Sul terreno della politica il recupero appare faticoso. La vicenda giudiziaria non sarà breve e riserverà altre sorprese. Ma almeno sul piano umano – il più importante, alla fine – ieri Francesco Rutelli ha affrontato un rischio e s’è preso una soddisfazione.

Sarà difficile oggi trovare qualcuno in buona fede (quelli in mala fede non mancheranno) che negherà un riconoscimento per il coraggio e per lo sforzo di trasparenza fatto in una conferenza stampa senza rete. L’uomo Rutelli s’è battuto per confermare ciò che sa bene chiunque lo conosca: di essere una persona che certo non lucra dalla politica. Del resto perfino negli ultimi difficili giorni questo addebito nessuno l’ha mosso. Mentre l’arricchimento personale è, all’opposto, l’unica certezza che si ha su Luigi Lusi, il tesoriere sul quale Rutelli è stato rovente e la cui condotta ha sconvolto chiunque lo frequentasse per lavoro.

Il politico Rutelli ha riconosciuto l’errore di valutazione e, più in generale, la corresponsabilità rispetto a un sistema di finanziamento pieno di falle per tutti i partiti, ma particolarmente pericoloso nella ex Margherita. Le spiegazioni sulla genesi dell’Api erano decise: il lavoro della magistratura completerà il quadro.

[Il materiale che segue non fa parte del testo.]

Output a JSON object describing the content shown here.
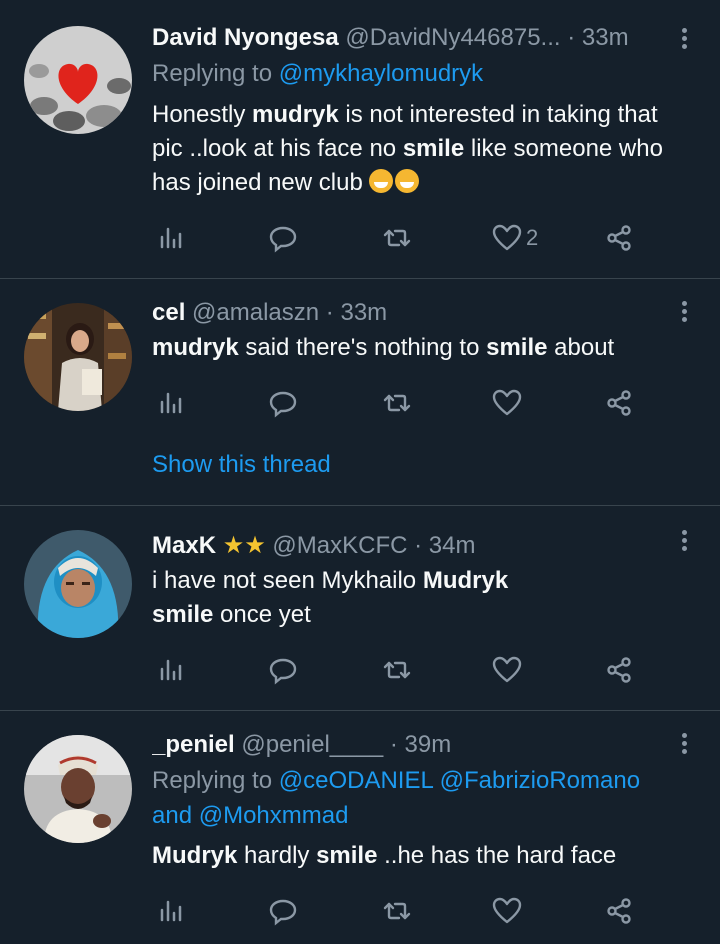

Colpito in prima persona, ieri Rutelli era solo. Ma in un passaggio importante ha voluto sottolineare che il ruolo di vittima lo accomuna a tutti gli ex compagni di partito ora nel Pd; che la strategia di trasparenza e risanamento è comune; e che è da considerarsi normale che chi è rimasto nel Pd abbia fatto attività politica anche coi fondi della ex Margherita, vista la piena continuità fra i Dl e il Pd.

In questo momento il giudizio dell’opinione pubblica su questo tipo di vicende non può che essere molto duro. Se c’è una vaga speranza di recuperarlo sono gesti come quello di ieri, e i gesti che verranno. E una linea che nel delineare responsabilità politiche collettive non anneghi mai quelle personali, e non somigli mai a un regolamento di conti.